If data is processed and hosted in the UK, can it be reviewed from outside of the UK? How does the ICO view this? Does the Data Protection Act allow for review of data from outside of the EU?

Review platforms, such as Attenex, Relativity, RingTail, or IConect, allow for reviewers to plough through very large amounts of documents usually via a web browser. The reviewers can be anywhere in the world, as long as they have access to the internet.  E.g. a Manchester case, with the data hosted in London, can be reviewed by a law firm in Bristol. This example, of 3 UK cities, does not pose any legal problems. However what if the review is to be conducted outside of the UK? E.g if the data to be reviewed is from the UK, is processed and hosted in the UK, but reviewed by a  New York law firm, what does the law state about this?

The UK legislation says both a lot and very little about the subject.

The Data Protection Act has 8 core principles, it is the eighth principle which is most relevant in this case.   This principle states that ““Personal data shall not be transferred to a country or territory outside the European Economic Area unless that country or territory ensures an adequate level of protection for the rights and freedoms of data subjects in relation to the processing of personal data.”

This means that data cannot be transferred out of the EEA, without permission of the custodian/person whose data it is, a safe harbor agreement, consent of the EU, or other acceptable EU security measure.

What does this mean for a reviewers?
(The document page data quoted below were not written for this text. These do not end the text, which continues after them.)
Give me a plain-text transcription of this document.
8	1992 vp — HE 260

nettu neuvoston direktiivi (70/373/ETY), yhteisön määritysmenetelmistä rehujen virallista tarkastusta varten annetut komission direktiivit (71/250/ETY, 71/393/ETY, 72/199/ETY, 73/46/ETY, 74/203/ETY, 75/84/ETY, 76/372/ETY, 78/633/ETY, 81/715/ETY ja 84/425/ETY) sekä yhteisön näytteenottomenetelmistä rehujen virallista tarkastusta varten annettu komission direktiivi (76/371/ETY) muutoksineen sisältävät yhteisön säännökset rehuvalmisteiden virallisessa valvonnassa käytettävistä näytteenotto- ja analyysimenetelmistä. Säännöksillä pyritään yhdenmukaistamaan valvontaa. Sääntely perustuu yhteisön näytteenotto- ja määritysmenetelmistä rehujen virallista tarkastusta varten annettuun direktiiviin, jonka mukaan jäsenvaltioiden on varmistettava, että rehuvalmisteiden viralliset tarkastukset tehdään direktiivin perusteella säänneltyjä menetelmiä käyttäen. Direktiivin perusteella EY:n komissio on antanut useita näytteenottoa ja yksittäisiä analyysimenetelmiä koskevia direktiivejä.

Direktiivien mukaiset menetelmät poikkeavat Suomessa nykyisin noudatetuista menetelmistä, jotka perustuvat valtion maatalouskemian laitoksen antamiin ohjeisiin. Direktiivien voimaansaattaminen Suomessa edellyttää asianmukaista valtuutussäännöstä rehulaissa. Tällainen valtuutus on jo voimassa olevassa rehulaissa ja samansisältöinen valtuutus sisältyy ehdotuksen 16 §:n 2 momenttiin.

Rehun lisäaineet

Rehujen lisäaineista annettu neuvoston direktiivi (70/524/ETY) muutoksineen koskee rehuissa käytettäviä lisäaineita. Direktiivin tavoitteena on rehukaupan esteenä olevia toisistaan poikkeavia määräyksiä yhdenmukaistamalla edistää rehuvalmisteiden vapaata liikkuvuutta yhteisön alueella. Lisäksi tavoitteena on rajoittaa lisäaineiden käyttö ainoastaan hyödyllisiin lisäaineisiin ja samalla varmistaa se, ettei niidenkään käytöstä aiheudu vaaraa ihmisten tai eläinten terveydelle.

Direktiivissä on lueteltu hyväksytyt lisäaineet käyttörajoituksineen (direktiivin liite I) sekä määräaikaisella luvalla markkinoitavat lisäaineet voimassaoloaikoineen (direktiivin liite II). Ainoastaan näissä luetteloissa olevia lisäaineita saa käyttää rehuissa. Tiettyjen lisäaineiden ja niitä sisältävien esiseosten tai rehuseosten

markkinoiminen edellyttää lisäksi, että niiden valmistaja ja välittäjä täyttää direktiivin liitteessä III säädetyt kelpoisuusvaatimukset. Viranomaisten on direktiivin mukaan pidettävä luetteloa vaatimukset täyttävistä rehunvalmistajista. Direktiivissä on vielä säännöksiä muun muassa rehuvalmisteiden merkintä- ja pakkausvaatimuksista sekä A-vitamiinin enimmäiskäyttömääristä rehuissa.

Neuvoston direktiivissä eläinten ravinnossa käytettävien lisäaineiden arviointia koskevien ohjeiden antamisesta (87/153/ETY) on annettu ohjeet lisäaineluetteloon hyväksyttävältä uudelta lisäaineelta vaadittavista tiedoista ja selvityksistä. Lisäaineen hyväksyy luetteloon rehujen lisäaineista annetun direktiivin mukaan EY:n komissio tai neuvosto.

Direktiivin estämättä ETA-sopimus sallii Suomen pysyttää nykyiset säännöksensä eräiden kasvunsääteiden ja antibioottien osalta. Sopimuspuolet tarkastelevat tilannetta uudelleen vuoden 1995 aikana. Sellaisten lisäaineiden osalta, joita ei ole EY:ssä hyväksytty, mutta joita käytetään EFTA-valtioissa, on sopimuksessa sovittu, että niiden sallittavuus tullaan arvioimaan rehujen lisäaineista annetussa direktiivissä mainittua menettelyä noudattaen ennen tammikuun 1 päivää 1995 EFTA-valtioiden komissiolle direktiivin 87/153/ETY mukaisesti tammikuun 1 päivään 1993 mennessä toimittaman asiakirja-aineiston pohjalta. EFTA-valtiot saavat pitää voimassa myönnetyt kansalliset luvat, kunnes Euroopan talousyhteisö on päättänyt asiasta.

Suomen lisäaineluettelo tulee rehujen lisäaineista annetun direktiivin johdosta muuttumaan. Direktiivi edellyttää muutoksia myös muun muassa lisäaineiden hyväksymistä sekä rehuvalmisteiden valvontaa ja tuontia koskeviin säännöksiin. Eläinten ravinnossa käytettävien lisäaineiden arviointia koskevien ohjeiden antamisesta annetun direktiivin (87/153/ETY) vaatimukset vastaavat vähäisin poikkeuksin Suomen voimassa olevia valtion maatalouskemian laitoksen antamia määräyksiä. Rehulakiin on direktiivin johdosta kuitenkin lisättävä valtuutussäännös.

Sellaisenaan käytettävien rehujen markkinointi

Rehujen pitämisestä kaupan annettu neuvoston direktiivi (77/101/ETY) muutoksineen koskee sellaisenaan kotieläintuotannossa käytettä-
Is the data “transferred” out of the EEA durign a review? The term transfer is not described in legislation. Tools like Relativity, can prevent the physical of native documents, and only allow a “review” of the text or image (TIFF/PDF), this would imply that data was not transferred from the UK to the reviewers country (in this example the US), as it has not left anywhere. Also the act does not count transit as transfer.

However the ICO takes a different view. The ICO’s opinon on 2nd March 2008, and previously implied by the ICO, is that reviewing data from the the US (or any third party country) would effectively come under the eighth principle, as it is a transfer of data under the meaning of the act.

This taken alone would imply that reviewing data from a third party country, outside of the EEA would be an offence, which the ICO could prosecute for. With the ICO gradually gaining  more powers to protect data and privacy  in the UK, and pushing for more powers, the threat of a fine to law firms and data processesors has to be taken seriously.

However the ICO has stated that this problem can be resolved by a contract with the third party reviewing the data. For example if Company A was hosting data from Company B and Law Firm C, based in the US, wanted to review the data a contract between Company B and Law Firm C, guaranteeing the protection of the data, and suitable IT security by Company B and Law Firm C, should resolve the problem, and prevent any breach of the eighth principle.

Legal advice from an independent law firm and the ICO should be obtained in relation to transferring data outside of the UK. This article is provided for information purposes only and should not be construed as legal advice.